Cote d’Ivoire opens CFA 3.27 billion Swiss factory

A Swiss tropical fruit processing and drying plant was launched Thursday in Asse (Bonoua), a town located 60 km south-east…

A Swiss tropical fruit processing and drying plant was launched Thursday in Asse (Bonoua), a town located 60 km south-east of Abidjan, at a whopping investment cost of 3.27 billion CFA francs.The Ivorian Minister of Investment and Private Sector Development, Emmanuel Essis Esmel, and the Swiss Ambassador to Cote d’Ivoire, Anne Lugin-Moulin attended the official opening of the factory.

The food-processing unit, located at the heart of the Ivorian pineapple production, processes 7,700 tonnes of mangoes, pineapples, coconuts and bananas per year.

It also processes 800 tonnes of premium quality dried fruit, 400 tonnes of which are organic. 

The new Swiss company has created 450 jobs.

Mr. Essis Esmel noted that the processing unit is part of the vision of the Ivorian leader, Alassane Ouattara, who has set the course for the structural and economic transformation of the country through industrialization.

He observed that “in this regard, the investment framework has been improved” with tools to promote private investment and support investors, which has produced results over the past ten years.

For 2020-2025, the president asks to speed up the process and this is reflected in his vision of an “interdependent Cote d’Ivoire that creates more and better shared wealth,” through the private sector, he added.

“Today, I am proud that many Swiss companies are present in Cote d’Ivoire (and) we have more than 40” of them, said the Swiss ambassador, Mrs.

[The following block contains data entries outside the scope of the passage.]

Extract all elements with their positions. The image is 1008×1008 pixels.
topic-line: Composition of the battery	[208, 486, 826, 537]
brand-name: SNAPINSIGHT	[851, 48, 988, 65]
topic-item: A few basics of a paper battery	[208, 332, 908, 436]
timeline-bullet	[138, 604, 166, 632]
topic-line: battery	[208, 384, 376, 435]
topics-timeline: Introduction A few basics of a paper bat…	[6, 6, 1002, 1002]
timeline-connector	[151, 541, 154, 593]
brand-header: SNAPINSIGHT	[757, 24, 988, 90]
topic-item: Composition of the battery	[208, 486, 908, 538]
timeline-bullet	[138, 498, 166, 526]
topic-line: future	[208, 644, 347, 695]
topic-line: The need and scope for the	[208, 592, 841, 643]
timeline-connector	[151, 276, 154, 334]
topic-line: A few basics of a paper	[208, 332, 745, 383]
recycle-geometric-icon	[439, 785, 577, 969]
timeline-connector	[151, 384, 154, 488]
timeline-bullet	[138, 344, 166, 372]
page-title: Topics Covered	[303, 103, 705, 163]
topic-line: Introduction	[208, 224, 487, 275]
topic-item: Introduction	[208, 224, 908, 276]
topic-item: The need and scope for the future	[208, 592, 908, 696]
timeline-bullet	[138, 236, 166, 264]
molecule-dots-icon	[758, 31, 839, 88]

Anne Lugin-Moulin.

According to the Swiss diplomat, “Cote d’Ivoire is one of Africa’s economic lions in the new strategy” developed by the Federal Department of Foreign Affairs of Switzerland.

The agricultural sector in Cote d’Ivoire, one of the pillars of the economy, generates more than 25 percent of the Gross Domestic Product (GDP) and employs more than 50 percent of the national workforce.

However, the country’s share of income generated remains low, due to the low prices of agricultural raw materials, which requires processing.

HPW Managing Director Otmar Hofer said “it was the exceptional agricultural and human resource conditions in Cote d’Ivoire that prompted the decision to invest” in this sector.

“We process pineapples, coconuts, bananas and papayas, in addition to mango, which is a seasonal product,” Mr. Otmar Hofer added, hailing the ideal climatic conditions for all these fruits.

Cote d’Ivoire, the most powerful economy in the UEMOA zone, accounts for 35 percent of the GDP of the sub-regional bloc. 

The country’s foreign direct investment (FDI) has doubled since 2012 to reach € 800 million, with a target of € 1 within three years.

HPW Fresh & dry Cote d’Ivoire is a subsidiary of HPW AG, in Buchs, Switzerland. 

After more than ten years of supplying specialty food products to the Swiss retail market, HPW AG built its first dried fruit factory in Ghana in 2010.

Today, the Ghana plant employs more than 1,200 people and mainly processes the fruits of 1,400 smallholders into 2,000 tonnes of export products. 

In addition to dried fruits, the plant produces fruity snacks.